Avec Sous l’orme de Charly Breton, que nous avons pour notre part découvert au Théâtre des Quartiers d’Ivry à sa création, le festival s’ouvrait sur un refus absolu du monde tel qu’il va aujourd’hui. Interprété par Guillaume Costanza, ce seul en scène donne voix à l’imaginaire torturé d’un jeune homme qui s’apprête à commettre une action violente au nom d’un Ogre niché dans son esprit. À rebours de toute forme de naturalisme, ce monologue crépusculaire abordant les phénomènes de radicalisation plaçait le WET° 7 sous le double signe de la recherche formelle et de l’ancrage au présent. Deux aspirations peu aisées à concilier, ce qui rend les tentatives toutes intéressantes et riches dans le cadre d’une réflexion sur la nature et les enjeux actuels de la création théâtrale.
Adieux à la fiction
Les quatre autres propositions que nous avons pu voir au WET° unissent de manières très différentes désir de révolution esthétique et traitement, toujours critique, du présent. Toutes entretiennent toutefois un rapport problématique avec la notion de fiction. Même Poil de Carotte, Poil de Carotte de Flavien Bellec et Étienne Blanc, dont le titre laisse présager une histoire au sens classique, met à mal ce type de récit. Du célèbre roman de Jules Renard, il ne reste en effet que quelques traces ici, à partir desquelles les deux concepteurs du spectacle construisent un dialogue dont l’unique sujet est… le théâtre. Interprétée par Flavien Bellec et Solal Forte, cette conversation brouille d’emblée les frontières entre réel et fiction : les deux comédiens se présentent sous leurs vrais prénoms, et commencent à dérouler leurs parcours artistiques respectifs. C’est ainsi sur un mode proche de la performance que s’opposent deux pratiques opposées du théâtre : l’une très cadrée par l’institution, qui la légitime, l’autre indépendante, empruntant des chemins non balisés.

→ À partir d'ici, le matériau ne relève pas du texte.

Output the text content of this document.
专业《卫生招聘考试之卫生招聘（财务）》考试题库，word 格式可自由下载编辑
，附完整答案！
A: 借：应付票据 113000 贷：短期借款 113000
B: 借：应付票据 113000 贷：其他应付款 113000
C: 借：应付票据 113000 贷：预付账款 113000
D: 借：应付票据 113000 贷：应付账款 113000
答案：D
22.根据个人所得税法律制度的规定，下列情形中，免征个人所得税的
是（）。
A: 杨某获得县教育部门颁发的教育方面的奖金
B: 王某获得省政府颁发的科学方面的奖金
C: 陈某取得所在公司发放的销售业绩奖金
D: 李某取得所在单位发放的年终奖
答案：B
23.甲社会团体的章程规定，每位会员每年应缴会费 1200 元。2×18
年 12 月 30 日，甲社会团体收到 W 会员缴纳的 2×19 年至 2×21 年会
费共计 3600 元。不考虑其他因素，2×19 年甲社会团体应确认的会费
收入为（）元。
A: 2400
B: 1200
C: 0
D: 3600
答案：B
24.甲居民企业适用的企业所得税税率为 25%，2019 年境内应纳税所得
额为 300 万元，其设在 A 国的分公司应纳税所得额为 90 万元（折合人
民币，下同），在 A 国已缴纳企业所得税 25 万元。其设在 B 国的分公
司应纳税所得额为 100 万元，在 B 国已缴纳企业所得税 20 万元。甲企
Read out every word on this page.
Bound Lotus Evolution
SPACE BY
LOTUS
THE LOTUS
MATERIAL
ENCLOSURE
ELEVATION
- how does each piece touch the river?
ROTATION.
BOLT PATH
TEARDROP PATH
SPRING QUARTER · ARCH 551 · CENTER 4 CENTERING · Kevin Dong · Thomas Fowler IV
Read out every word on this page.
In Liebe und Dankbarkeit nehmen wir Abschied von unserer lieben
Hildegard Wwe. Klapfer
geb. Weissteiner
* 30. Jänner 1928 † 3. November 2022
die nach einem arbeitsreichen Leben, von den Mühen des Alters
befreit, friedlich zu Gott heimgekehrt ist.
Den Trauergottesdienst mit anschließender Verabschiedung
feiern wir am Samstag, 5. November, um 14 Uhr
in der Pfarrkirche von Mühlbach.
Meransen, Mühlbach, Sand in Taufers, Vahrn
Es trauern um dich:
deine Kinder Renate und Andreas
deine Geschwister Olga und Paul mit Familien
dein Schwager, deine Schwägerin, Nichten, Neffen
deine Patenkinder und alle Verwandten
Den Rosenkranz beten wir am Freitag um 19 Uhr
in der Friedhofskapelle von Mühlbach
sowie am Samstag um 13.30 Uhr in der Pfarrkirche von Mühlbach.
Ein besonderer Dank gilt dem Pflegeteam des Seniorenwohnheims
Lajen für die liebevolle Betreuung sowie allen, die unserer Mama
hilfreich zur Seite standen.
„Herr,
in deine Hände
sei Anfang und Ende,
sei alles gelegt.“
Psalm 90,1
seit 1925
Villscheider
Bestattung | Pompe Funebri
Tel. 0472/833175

Des neuf pièces de ce WET°7, Poil de Carotte, Poil de Carotte est celle qui aborde de la manière la plus frontale la question de l’institution théâtrale. Sa place au festival est donc parfaitement compréhensible, d’autant plus que l’exercice est subtilement mené par les acteurs, qui prennent le temps nécessaire pour rendre sensibles tous les mécanismes de l’humiliation. On peut toutefois se demander si ce tête-à-tête est en mesure de s’adresser à un public étranger au milieu théâtral dont il détaille les problématiques. La violence qui se dit ici peut-elle en évoquer d’autres ? Il faudrait sans doute la confronter à d’autres contextes pour le vérifier, et l’ouvrir davantage à cette possibilité. Il est toutefois évident qu’il y a là en germe un geste singulier, où une écriture très précise, tendue, va de pair avec la recherche d’une forme susceptible d’agir fortement sur le spectateur.
Des mères et des sirènes
Amer Amer de Jérôme Michez et Elsa Rauchs va plus loin encore que Poil de Carotte, Poil de Carotte en matière de mélange entre théâtre et performance. La question de la relation au public est au cœur de la proposition du jeune duo belge, qui a déjà créé auparavant deux spectacles : à chaque représentation, l’un des deux rôles de la pièce est confié à un spectateur. Les règles sont exposées au moyen d’un texte projeté sur le mur tandis que Jérôme Michez – en alternance avec Tom Geels – arpente le plateau : Amer Amer commencera lorsqu’une personne du public voudra bien le rejoindre pour jouer le rôle de la mère du protagoniste, en suivant seulement quelques consignes. Le jour de notre venue pourtant, ce dispositif était incompréhensible : connaissant visiblement le spectacle, et répétant absolument toutes les phrases et gestes de l’artiste, le volontaire avait des airs de complice si évidents que la part de hasard essentielle à la proposition était nulle. L’au revoir fils-mère raconté ici avait alors bien peu d’existence, d’intensité théâtrale alors qu’avec leur création, Jérôme Michez et Elsa Rauchs voulaient justement exprimer l’urgence de sortir de l’inertie, d’entrer dans l’action.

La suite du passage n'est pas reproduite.